As we in this industry have seen demonstrated in accident after accident over the past 50 years, the results of not questioning the reliability of data used to form an assessment of a situation can lead to dismal outcomes.
in the forming of a world view, things really boils down to this one question: Is it possible that our assessment is based on intentionally created deception designed with very specific outcomes in mind.
That is the root question.
Would anyone disagree with me in that an intelligent, rational person should challenge everything?
If you are of the belief that those who do so are suffering from a mental disorder, then so be it. I tend to agree with Ray Bradbury's line which asserts that trying to convince a person who is unwilling to listen is a futile effort.
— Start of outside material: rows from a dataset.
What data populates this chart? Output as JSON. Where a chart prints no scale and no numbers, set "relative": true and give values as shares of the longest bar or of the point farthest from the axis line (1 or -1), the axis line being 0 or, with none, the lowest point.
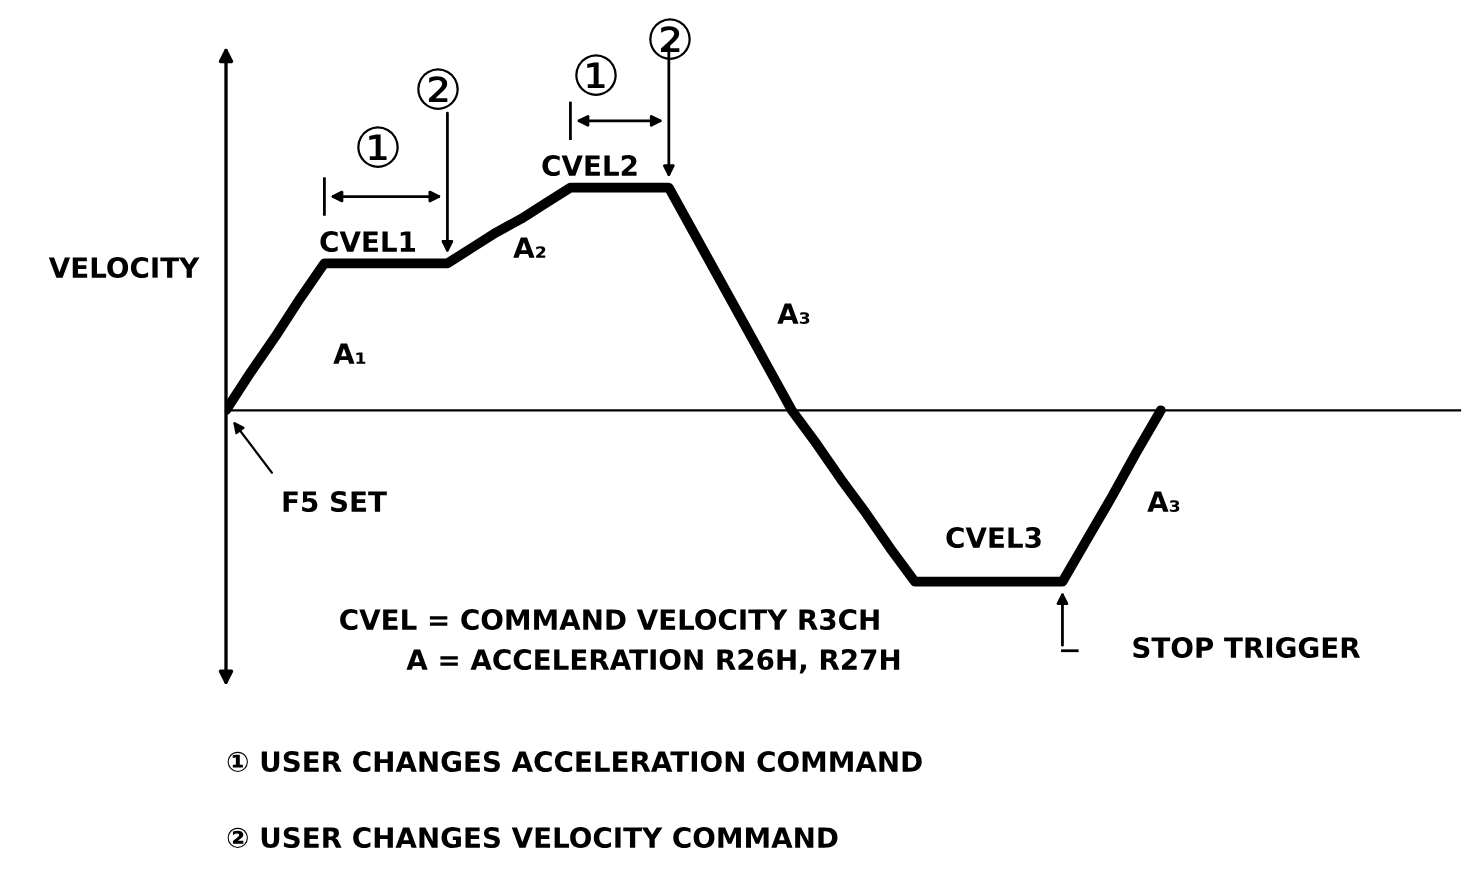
{
  "chart_data": {
    "type": "line",
    "relative": true,
    "ylabel": "VELOCITY",
    "categories": [
      null,
      null,
      null,
      null,
      null,
      null,
      null,
      null,
      null,
      null,
      null,
      null,
      null,
      null,
      null,
      null,
      null,
      null,
      null,
      null,
      null,
      null,
      null,
      null,
      null,
      null,
      null,
      null,
      null,
      null,
      null,
      null,
      null,
      null,
      null,
      null,
      null,
      null,
      null
    ],
    "series": [
      {
        "color": "#000000",
        "values": [
          0,
          0.17,
          0.33,
          0.5,
          0.66,
          0.66,
          0.66,
          0.66,
          0.66,
          0.66,
          0.73,
          0.8,
          0.86,
          0.93,
          1,
          1,
          1,
          1,
          1,
          0.8,
          0.6,
          0.4,
          0.2,
          0,
          -0.15,
          -0.31,
          -0.46,
          -0.62,
          -0.77,
          -0.77,
          -0.77,
          -0.77,
          -0.77,
          -0.77,
          -0.77,
          -0.58,
          -0.39,
          -0.19,
          0
        ]
      }
    ],
    "annotations": [
      "A₁",
      "CVEL1",
      "A₂",
      "CVEL2",
      "A₃",
      "CVEL3",
      "A₃",
      "F5 SET",
      "STOP TRIGGER",
      "①",
      "②",
      "①",
      "②",
      "CVEL = COMMAND VELOCITY R3CH",
      "A = ACCELERATION R26H, R27H",
      "① USER CHANGES ACCELERATION COMMAND",
      "② USER CHANGES VELOCITY COMMAND"
    ]
  }
}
“But you can't make people listen. They have to come round in their own time, wondering what happened and why the world blew up around them. It can't last.”
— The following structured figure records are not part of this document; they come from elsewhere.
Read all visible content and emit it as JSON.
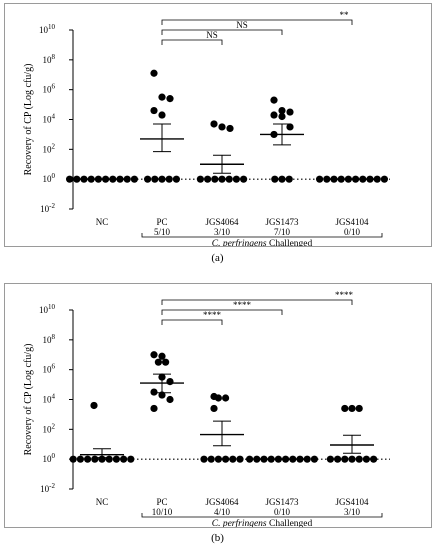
{
  "chart_data": [
    {
      "type": "scatter",
      "panel": "(a)",
      "ylabel": "Recovery of CP (Log cfu/g)",
      "y_scale": "log10",
      "y_ticks": [
        "10^-2",
        "10^0",
        "10^2",
        "10^4",
        "10^6",
        "10^8",
        "10^10"
      ],
      "ylim_exp": [
        -2,
        10
      ],
      "baseline_exp": 0,
      "categories": [
        "NC",
        "PC",
        "JGS4064",
        "JGS1473",
        "JGS4104"
      ],
      "counts": [
        "",
        "5/10",
        "3/10",
        "7/10",
        "0/10"
      ],
      "group_label_italic": "C. perfringens",
      "group_label_rest": " Challenged",
      "mean_exp": [
        0,
        2.7,
        1.0,
        3.0,
        0
      ],
      "sem_upper_exp": [
        0,
        3.7,
        1.6,
        3.7,
        0
      ],
      "sem_lower_exp": [
        0,
        1.85,
        0.4,
        2.3,
        0
      ],
      "points_exp": [
        [
          0,
          0,
          0,
          0,
          0,
          0,
          0,
          0,
          0,
          0
        ],
        [
          7.1,
          5.5,
          5.4,
          4.6,
          4.3,
          0,
          0,
          0,
          0,
          0
        ],
        [
          3.7,
          3.5,
          3.4,
          0,
          0,
          0,
          0,
          0,
          0,
          0
        ],
        [
          5.3,
          4.6,
          4.5,
          4.3,
          4.2,
          3.5,
          3.0,
          0,
          0,
          0
        ],
        [
          0,
          0,
          0,
          0,
          0,
          0,
          0,
          0,
          0,
          0
        ]
      ],
      "comparisons": [
        {
          "from": 1,
          "to": 2,
          "label": "NS"
        },
        {
          "from": 1,
          "to": 3,
          "label": "NS"
        },
        {
          "from": 1,
          "to": 4,
          "label": "**"
        }
      ]
    },
    {
      "type": "scatter",
      "panel": "(b)",
      "ylabel": "Recovery of CP (Log cfu/g)",
      "y_scale": "log10",
      "y_ticks": [
        "10^-2",
        "10^0",
        "10^2",
        "10^4",
        "10^6",
        "10^8",
        "10^10"
      ],
      "ylim_exp": [
        -2,
        10
      ],
      "baseline_exp": 0,
      "categories": [
        "NC",
        "PC",
        "JGS4064",
        "JGS1473",
        "JGS4104"
      ],
      "counts": [
        "",
        "10/10",
        "4/10",
        "0/10",
        "3/10"
      ],
      "group_label_italic": "C. perfringens",
      "group_label_rest": " Challenged",
      "mean_exp": [
        0.3,
        5.1,
        1.65,
        0,
        0.95
      ],
      "sem_upper_exp": [
        0.7,
        5.7,
        2.55,
        0,
        1.6
      ],
      "sem_lower_exp": [
        0.1,
        4.45,
        0.9,
        0,
        0.4
      ],
      "points_exp": [
        [
          3.6,
          0,
          0,
          0,
          0,
          0,
          0,
          0,
          0,
          0
        ],
        [
          7.0,
          6.9,
          6.5,
          6.5,
          5.5,
          5.2,
          4.5,
          4.3,
          4.0,
          3.4
        ],
        [
          4.2,
          4.1,
          4.1,
          3.4,
          0,
          0,
          0,
          0,
          0,
          0
        ],
        [
          0,
          0,
          0,
          0,
          0,
          0,
          0,
          0,
          0,
          0
        ],
        [
          3.4,
          3.4,
          3.4,
          0,
          0,
          0,
          0,
          0,
          0,
          0
        ]
      ],
      "comparisons": [
        {
          "from": 1,
          "to": 2,
          "label": "****"
        },
        {
          "from": 1,
          "to": 3,
          "label": "****"
        },
        {
          "from": 1,
          "to": 4,
          "label": "****"
        }
      ]
    }
  ],
  "captions": [
    "(a)",
    "(b)"
  ]
}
― Ray Bradbury, Fahrenheit 451
We all decide for ourselves the degree to which we accept what we are told.
What was the cost to the men who trusted the Public Health Service when being used as human guinea pigs in a study of untreated syphilis?
The CDC states that, "
the men had been misled and had not been given all the facts required to provide informed consent."
From the CDC website:
The Study Begins
In 1932, the Public Health Service, working with the Tuskegee Institute, began a study to record the natural history of syphilis in hopes of justifying treatment programs for blacks. It was called the "Tuskegee Study of Untreated Syphilis in the Negro Male."
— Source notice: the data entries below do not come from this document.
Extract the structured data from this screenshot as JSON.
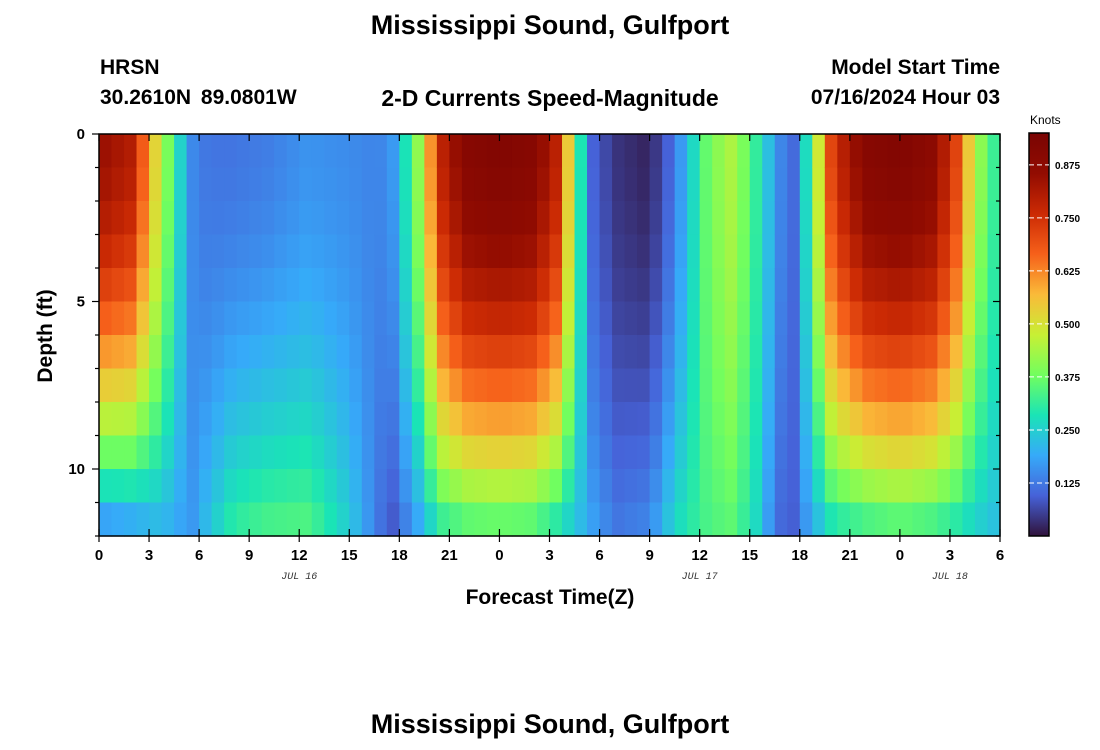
{
  "header": {
    "title": "Mississippi Sound, Gulfport",
    "station": "HRSN",
    "coords": "30.2610N  89.0801W",
    "subtitle": "2-D Currents Speed-Magnitude",
    "model_label": "Model Start Time",
    "model_time": "07/16/2024 Hour 03"
  },
  "footer": {
    "title": "Mississippi Sound, Gulfport"
  },
  "chart_data": {
    "type": "heatmap",
    "title": "2-D Currents Speed-Magnitude",
    "xlabel": "Forecast Time(Z)",
    "ylabel": "Depth (ft)",
    "x_range_hours": [
      0,
      54
    ],
    "x_tick_labels": [
      "0",
      "3",
      "6",
      "9",
      "12",
      "15",
      "18",
      "21",
      "0",
      "3",
      "6",
      "9",
      "12",
      "15",
      "18",
      "21",
      "0",
      "3",
      "6"
    ],
    "day_labels": [
      {
        "text": "JUL 16",
        "hour": 12
      },
      {
        "text": "JUL 17",
        "hour": 36
      },
      {
        "text": "JUL 18",
        "hour": 51
      }
    ],
    "y_range_ft": [
      0,
      12
    ],
    "y_tick_labels": [
      "0",
      "5",
      "10"
    ],
    "y_tick_values": [
      0,
      5,
      10
    ],
    "depth_layers_ft": [
      0.5,
      1.5,
      2.5,
      3.5,
      4.5,
      5.5,
      6.5,
      7.5,
      8.5,
      9.5,
      10.5,
      11.5
    ],
    "colorbar": {
      "title": "Knots",
      "min": 0,
      "max": 0.95,
      "tick_labels": [
        "0.875",
        "0.750",
        "0.625",
        "0.500",
        "0.375",
        "0.250",
        "0.125"
      ],
      "tick_values": [
        0.875,
        0.75,
        0.625,
        0.5,
        0.375,
        0.25,
        0.125
      ],
      "colormap": "turbo"
    },
    "speed_profile": [
      {
        "hour": 0,
        "surface": 0.85,
        "bottom": 0.18
      },
      {
        "hour": 2,
        "surface": 0.8,
        "bottom": 0.2
      },
      {
        "hour": 3.5,
        "surface": 0.5,
        "bottom": 0.22
      },
      {
        "hour": 4.5,
        "surface": 0.32,
        "bottom": 0.2
      },
      {
        "hour": 5.5,
        "surface": 0.15,
        "bottom": 0.16
      },
      {
        "hour": 6.5,
        "surface": 0.12,
        "bottom": 0.22
      },
      {
        "hour": 8,
        "surface": 0.12,
        "bottom": 0.3
      },
      {
        "hour": 10,
        "surface": 0.13,
        "bottom": 0.33
      },
      {
        "hour": 12.5,
        "surface": 0.16,
        "bottom": 0.34
      },
      {
        "hour": 15,
        "surface": 0.15,
        "bottom": 0.24
      },
      {
        "hour": 16.5,
        "surface": 0.14,
        "bottom": 0.14
      },
      {
        "hour": 17.5,
        "surface": 0.15,
        "bottom": 0.08
      },
      {
        "hour": 19,
        "surface": 0.38,
        "bottom": 0.18
      },
      {
        "hour": 20.5,
        "surface": 0.78,
        "bottom": 0.32
      },
      {
        "hour": 22,
        "surface": 0.9,
        "bottom": 0.36
      },
      {
        "hour": 24,
        "surface": 0.92,
        "bottom": 0.37
      },
      {
        "hour": 26,
        "surface": 0.9,
        "bottom": 0.36
      },
      {
        "hour": 27.5,
        "surface": 0.78,
        "bottom": 0.3
      },
      {
        "hour": 28.5,
        "surface": 0.4,
        "bottom": 0.24
      },
      {
        "hour": 29.5,
        "surface": 0.1,
        "bottom": 0.18
      },
      {
        "hour": 31,
        "surface": 0.04,
        "bottom": 0.12
      },
      {
        "hour": 33,
        "surface": 0.02,
        "bottom": 0.14
      },
      {
        "hour": 34.5,
        "surface": 0.12,
        "bottom": 0.26
      },
      {
        "hour": 36.5,
        "surface": 0.38,
        "bottom": 0.34
      },
      {
        "hour": 38,
        "surface": 0.45,
        "bottom": 0.36
      },
      {
        "hour": 39.5,
        "surface": 0.3,
        "bottom": 0.26
      },
      {
        "hour": 40.5,
        "surface": 0.18,
        "bottom": 0.12
      },
      {
        "hour": 41.5,
        "surface": 0.08,
        "bottom": 0.08
      },
      {
        "hour": 42.5,
        "surface": 0.3,
        "bottom": 0.18
      },
      {
        "hour": 44,
        "surface": 0.75,
        "bottom": 0.3
      },
      {
        "hour": 46,
        "surface": 0.9,
        "bottom": 0.34
      },
      {
        "hour": 48,
        "surface": 0.92,
        "bottom": 0.36
      },
      {
        "hour": 50,
        "surface": 0.88,
        "bottom": 0.34
      },
      {
        "hour": 51.5,
        "surface": 0.7,
        "bottom": 0.3
      },
      {
        "hour": 52.5,
        "surface": 0.45,
        "bottom": 0.26
      },
      {
        "hour": 54,
        "surface": 0.28,
        "bottom": 0.22
      }
    ]
  }
}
The study initially involved 600 black men – 399 with syphilis, 201 who did not have the disease. The study was conducted without the benefit of patients' informed consent. Researchers told the men they were being treated for "bad blood," a local term used to describe several ailments, including syphilis, anemia, and fatigue. In truth, they did not receive the proper treatment needed to cure their illness. In exchange for taking part in the study, the men received free medical exams, free meals, and burial insurance. Although originally projected to last 6 months, the study actually went on for 40 years.
What Went Wrong?
In July 1972, an Associated Press story about the Tuskegee Study caused a public outcry that led the Assistant Secretary for Health and Scientific Affairs to appoint an Ad Hoc Advisory Panel to review the study. The panel had nine members from the fields of medicine, law, religion, labor, education, health administration, and public affairs.
The panel found that the men had agreed freely to be examined and treated. However, there was no evidence that researchers had informed them of the study or its real purpose. In fact, the men had been misled and had not been given all the facts required to provide informed consent.
The men were never given adequate treatment for their disease. Even when penicillin became the drug of choice for syphilis in 1947, researchers did not offer it to the subjects. The advisory panel found nothing to show that subjects were ever given the choice of quitting the study, even when this new, highly effective treatment became widely used.
What sort of voices would a critic of this study have been met with in 1940? 1950? 1960?
So no attempt here to convince anyone of anything except for the need to examine and evaluate what we are being told..
You do realize that you are being told what to think, right?